19.5 months.
We worked so hard to get here.
Plugged ducts.
Low supply.
Lip tie.
Tongue tie.
Misdiagnoses.
Surgeries performed multiple times due to regrowth and incorrect revisions done the first time.
Craniosacral therapy.
Chiropractic care.
Speech therapy.
Nursing strikes.
Social pressure to stop nursing.
Countless hours spent in research reading evidence based literature on breastfeeding, latch, and ties.
Time spent advocating for myself.
I fed you cross country as we moved from Arizona to North Carolina.
I’ve climbed in the back seat maneuvering my body in ways I didn’t know were possible to feed you.
I’ve consumed my placenta, drank the teas, ingested naturopathic milk boosting remedies, and made the cookies.
I figured out how to arrange my patient schedule in three hour increments when I returned to work from maternity leave in order to pause and provide you with breastmilk.
I pumped on the road and in hotels when I traveled for work and had to be away from you for days at a time.
When the pandemic began, as I left in the morning to go on shift to triage and screen patients for Covid-19, it meant we wouldn’t nurse. I noticed our morning ritual was affected and you did not nurse as easily when I would return home or have a morning off.
I took care to notice the way your body spilled over mine as you nursed and how you would lock eyes with mine and grab ahold of my finger while you fed. I noticed how your hands have grown and how your body is bigger; all evidence of the work we have done together.
Where did the time go?
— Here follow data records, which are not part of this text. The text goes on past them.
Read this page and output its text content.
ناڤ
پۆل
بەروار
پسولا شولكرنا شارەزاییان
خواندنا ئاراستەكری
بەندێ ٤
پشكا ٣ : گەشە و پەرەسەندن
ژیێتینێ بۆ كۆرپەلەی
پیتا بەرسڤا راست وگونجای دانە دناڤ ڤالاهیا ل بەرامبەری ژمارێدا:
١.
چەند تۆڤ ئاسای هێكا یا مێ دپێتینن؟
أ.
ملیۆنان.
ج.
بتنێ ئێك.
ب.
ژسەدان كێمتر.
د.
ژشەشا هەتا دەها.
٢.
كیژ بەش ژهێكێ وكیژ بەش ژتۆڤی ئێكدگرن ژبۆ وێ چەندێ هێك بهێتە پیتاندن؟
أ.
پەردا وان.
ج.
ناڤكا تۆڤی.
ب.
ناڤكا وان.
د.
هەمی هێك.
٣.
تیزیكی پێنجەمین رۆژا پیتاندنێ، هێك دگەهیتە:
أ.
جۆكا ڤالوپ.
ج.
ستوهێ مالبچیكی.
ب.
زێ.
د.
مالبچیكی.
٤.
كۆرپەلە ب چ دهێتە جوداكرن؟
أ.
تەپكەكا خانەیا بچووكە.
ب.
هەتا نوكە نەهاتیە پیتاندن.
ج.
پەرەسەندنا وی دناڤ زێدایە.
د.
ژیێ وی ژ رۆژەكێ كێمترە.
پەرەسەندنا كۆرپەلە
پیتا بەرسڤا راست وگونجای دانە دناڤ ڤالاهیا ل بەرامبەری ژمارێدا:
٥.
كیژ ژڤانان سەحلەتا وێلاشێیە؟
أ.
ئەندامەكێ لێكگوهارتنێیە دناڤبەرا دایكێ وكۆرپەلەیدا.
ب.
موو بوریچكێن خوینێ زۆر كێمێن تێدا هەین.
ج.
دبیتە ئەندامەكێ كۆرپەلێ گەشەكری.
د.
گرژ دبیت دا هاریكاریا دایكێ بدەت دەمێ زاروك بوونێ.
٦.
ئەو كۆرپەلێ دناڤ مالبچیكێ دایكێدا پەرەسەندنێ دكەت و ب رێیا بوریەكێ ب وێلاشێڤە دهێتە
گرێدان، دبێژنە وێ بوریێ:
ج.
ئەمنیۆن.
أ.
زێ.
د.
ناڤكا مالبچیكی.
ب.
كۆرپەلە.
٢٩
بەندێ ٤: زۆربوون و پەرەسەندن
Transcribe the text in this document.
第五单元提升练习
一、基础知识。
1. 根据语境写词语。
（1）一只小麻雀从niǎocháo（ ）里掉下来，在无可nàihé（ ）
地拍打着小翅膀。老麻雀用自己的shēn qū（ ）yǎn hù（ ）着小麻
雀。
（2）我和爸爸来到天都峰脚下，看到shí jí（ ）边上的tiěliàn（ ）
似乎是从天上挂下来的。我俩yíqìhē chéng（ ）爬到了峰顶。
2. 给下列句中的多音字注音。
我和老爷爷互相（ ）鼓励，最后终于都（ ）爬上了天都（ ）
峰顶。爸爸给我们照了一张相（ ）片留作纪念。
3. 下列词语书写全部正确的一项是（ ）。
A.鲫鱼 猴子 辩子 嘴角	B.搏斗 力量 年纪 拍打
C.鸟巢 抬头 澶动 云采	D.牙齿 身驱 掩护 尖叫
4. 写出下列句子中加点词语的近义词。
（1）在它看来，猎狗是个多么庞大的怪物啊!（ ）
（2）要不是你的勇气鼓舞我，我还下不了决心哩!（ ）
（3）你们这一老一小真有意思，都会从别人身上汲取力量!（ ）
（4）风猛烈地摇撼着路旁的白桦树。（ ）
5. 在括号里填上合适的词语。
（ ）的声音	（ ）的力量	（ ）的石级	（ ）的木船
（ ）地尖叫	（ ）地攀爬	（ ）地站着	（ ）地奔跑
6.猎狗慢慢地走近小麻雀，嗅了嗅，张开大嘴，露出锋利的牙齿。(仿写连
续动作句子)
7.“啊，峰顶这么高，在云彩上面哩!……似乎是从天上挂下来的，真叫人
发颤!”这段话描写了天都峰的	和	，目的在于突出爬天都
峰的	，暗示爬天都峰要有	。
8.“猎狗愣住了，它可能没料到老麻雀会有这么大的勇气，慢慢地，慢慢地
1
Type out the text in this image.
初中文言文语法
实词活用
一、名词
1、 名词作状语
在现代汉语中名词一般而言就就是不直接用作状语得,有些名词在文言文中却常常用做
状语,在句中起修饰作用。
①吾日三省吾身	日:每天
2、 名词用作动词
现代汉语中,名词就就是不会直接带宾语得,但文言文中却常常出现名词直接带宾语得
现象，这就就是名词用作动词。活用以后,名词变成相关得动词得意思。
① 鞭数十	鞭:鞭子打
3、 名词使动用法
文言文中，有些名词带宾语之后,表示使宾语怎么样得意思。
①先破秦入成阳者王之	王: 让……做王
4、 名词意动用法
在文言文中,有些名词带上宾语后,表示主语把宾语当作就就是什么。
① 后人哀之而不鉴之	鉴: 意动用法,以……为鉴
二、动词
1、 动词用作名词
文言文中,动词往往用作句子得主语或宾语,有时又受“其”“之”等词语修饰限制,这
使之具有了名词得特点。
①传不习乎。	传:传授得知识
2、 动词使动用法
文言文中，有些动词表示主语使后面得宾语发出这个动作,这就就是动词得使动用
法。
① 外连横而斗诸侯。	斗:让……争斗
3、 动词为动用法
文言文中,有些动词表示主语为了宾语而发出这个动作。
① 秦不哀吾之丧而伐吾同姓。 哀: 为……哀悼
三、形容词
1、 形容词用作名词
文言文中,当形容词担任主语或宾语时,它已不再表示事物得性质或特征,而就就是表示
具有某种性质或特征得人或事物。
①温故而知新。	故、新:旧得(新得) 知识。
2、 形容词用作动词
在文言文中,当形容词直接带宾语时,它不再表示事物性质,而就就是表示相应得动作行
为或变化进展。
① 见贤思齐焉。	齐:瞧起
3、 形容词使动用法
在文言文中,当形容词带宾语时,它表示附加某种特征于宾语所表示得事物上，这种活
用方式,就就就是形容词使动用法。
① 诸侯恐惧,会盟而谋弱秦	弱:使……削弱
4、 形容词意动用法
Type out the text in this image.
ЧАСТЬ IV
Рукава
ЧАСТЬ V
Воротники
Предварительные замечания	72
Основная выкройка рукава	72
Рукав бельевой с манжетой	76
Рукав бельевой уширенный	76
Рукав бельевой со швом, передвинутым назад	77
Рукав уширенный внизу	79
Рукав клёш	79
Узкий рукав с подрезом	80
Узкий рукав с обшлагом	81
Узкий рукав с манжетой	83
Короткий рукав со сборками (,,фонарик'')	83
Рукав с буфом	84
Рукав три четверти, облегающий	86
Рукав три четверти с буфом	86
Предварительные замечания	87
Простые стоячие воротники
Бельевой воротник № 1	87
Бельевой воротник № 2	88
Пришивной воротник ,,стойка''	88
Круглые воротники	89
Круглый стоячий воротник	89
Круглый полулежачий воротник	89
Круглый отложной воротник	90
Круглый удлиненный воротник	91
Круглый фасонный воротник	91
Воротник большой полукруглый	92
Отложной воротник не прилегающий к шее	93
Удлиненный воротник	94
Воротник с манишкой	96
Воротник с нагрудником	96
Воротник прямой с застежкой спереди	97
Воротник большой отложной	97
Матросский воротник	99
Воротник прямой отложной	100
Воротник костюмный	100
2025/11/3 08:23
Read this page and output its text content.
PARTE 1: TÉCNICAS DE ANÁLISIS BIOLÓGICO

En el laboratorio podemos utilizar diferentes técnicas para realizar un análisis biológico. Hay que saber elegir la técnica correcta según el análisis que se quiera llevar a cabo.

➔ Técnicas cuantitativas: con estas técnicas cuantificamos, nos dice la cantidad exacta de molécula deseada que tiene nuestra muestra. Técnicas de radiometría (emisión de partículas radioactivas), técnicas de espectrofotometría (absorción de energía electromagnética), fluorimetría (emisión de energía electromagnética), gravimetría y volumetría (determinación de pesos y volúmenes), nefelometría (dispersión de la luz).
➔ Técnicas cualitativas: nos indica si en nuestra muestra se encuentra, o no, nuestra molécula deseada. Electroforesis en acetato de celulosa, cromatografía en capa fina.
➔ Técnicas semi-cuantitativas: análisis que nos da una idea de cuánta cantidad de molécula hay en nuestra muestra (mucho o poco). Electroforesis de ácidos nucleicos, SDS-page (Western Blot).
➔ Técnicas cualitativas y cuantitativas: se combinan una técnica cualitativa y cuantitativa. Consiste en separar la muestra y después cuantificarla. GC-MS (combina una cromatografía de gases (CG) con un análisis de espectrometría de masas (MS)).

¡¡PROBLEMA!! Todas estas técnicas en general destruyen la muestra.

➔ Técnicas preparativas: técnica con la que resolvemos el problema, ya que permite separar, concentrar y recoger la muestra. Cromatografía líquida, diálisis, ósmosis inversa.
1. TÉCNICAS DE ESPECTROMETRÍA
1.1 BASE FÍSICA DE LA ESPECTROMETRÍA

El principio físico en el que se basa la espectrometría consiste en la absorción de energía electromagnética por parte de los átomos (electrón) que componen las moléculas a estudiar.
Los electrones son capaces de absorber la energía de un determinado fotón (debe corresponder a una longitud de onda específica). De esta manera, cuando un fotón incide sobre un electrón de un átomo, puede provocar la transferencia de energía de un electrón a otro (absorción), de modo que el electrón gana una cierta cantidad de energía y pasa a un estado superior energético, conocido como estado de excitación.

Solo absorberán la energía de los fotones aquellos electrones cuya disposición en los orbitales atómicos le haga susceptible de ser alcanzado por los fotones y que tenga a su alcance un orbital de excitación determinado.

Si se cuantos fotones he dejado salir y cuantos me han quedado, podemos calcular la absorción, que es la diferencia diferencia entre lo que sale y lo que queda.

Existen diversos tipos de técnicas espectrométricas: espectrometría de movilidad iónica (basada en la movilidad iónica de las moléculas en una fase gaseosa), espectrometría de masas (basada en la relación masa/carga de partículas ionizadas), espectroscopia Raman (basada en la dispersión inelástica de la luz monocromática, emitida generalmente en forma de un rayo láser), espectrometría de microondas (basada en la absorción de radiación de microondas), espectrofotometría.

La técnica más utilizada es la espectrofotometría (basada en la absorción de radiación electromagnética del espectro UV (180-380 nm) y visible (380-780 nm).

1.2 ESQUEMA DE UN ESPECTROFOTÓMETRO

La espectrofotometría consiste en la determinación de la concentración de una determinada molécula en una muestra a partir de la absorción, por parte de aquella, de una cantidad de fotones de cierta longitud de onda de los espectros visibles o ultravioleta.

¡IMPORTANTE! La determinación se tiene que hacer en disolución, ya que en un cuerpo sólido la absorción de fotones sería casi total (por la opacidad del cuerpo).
Looking into your eyes as I nourish you is a feeling I will be forever grateful for.
We didn’t make it as far as I wanted to nurse you but I always said you would lead and direct when we were finished. I think that time has now come. (Really hard to write that last sentence.)
A few things I have learned:
Breastmilk doesn’t stop providing nutrition past a certain age.
It doesn’t stop containing antibodies.
It doesn’t stop containing stem cells.
Nursing has been one of my greatest challenges and greatest joys.
But the thing I have learned which will stay with me forever is that breastfeeding is a deeply personal journey. And this here was ours.